# IMO on Sups



## PFM (Apr 7, 2012)

Making great gains early on I didn't know what protein powder was in 1976. After some years and filling out my shirts and my skinny frame benching 250 for 5 reps I discovered protein in 1980 and the taste was horrific. Between the taste, the cost and fact I was 16, smoking cigarettes and pushing descent weights for 155lbs twig I decided food was working fine.

I've always leaned on real protein SRC's of meats, eggs and fish. My recent protein powder run made me bloated and my TRT guy said man made proteins are the hardest on kidney function. Needless to say I am ON food 5-6 times a day and fell much better with a flatter stomach.

I do believe in multi's and liver support and would take fish oils if not for the severe acne I get from them.

My favorite multi over the years is Nature's Best Hardcore Pak, Liv 52 or Costco Liver tabs, extra B complex high in Biotin.

Basic food groups are always going to produce the best results IMO and Sups are just that: Supplementation.


----------



## PillarofBalance (Apr 7, 2012)

Food FTW. Only reason I use a protein powder is because if I train and then try and wait till I get home to eat I'll be shaking and sick feeling by the time I get there.  My supp list is as follows:

Selenium
Cinnamon
CoQ-10
Anavite (multi)
L-Carnitine
Creatine Monohydrate
Steak


----------



## Spongy (Apr 8, 2012)

I hear you on this.  The only time I use protein powder is post workout.  Other than that it's chicken, turkey, and steak.  

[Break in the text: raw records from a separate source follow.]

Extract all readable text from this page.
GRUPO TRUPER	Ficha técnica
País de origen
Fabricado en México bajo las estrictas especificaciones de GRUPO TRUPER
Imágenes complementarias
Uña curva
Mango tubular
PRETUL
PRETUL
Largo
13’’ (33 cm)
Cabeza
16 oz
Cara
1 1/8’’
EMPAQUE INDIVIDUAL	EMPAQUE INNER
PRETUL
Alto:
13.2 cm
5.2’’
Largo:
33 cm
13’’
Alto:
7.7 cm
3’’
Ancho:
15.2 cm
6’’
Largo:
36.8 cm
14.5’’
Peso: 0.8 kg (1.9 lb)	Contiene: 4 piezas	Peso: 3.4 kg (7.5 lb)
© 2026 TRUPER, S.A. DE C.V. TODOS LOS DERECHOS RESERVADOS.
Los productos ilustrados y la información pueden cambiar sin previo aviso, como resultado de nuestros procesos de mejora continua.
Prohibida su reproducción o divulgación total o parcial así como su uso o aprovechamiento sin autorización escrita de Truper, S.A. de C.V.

I think some supplements have a place, but others are blown out of proportion.  The gastric emptying time is supposed to be 3-4 hours.  When injested as a protein shake the time is cut in half, at least.  This means not only are we going to be hungrier faster, but we are going to miss out on both the thermic effect of food (however small it may be), and the potential to absorb as much protein as possible.

Protein shakes are never a substitute for real food!


----------



## Bullseye Forever (Apr 16, 2012)

well i use 

Bcaa's
Nitric Oxide capsules
Whey Protein for post workout
Creatine

thats it


----------



## gymrat827 (Apr 16, 2012)

bcaa
whey
digestive enzymes
cissus
amino
GDA/NP's


----------



## Georgia (Apr 16, 2012)

PoB...so many guys like that. I ask young guys when I talk to them how their diet is (because they are so fucking scrawny)...and they're all..."It's good..I drink a few protein shakes a day"....I'm like NO WONDER YOU'RE A RUNT!! GO EAT!


----------



## KingMoose (Jul 12, 2012)

You mentioned gastric emptying time and nutrient absorption.  For these reason I take fiber...its worth looking into for many reasons other than the bathroom.  It does keep you feeling full so there's a slight trade-off if your bulking.


----------



## milleniumgirl (Jul 12, 2012)

I'm not a big eater (one of the reasons why I stopped juicing 20 months ago).  I take 2 shakes a day (double scooped): one for breakfast (with oats), another one PWO.


----------



## Shane1974 (Jul 12, 2012)

Whey 
multi
fish oil
creatine monohydrate


----------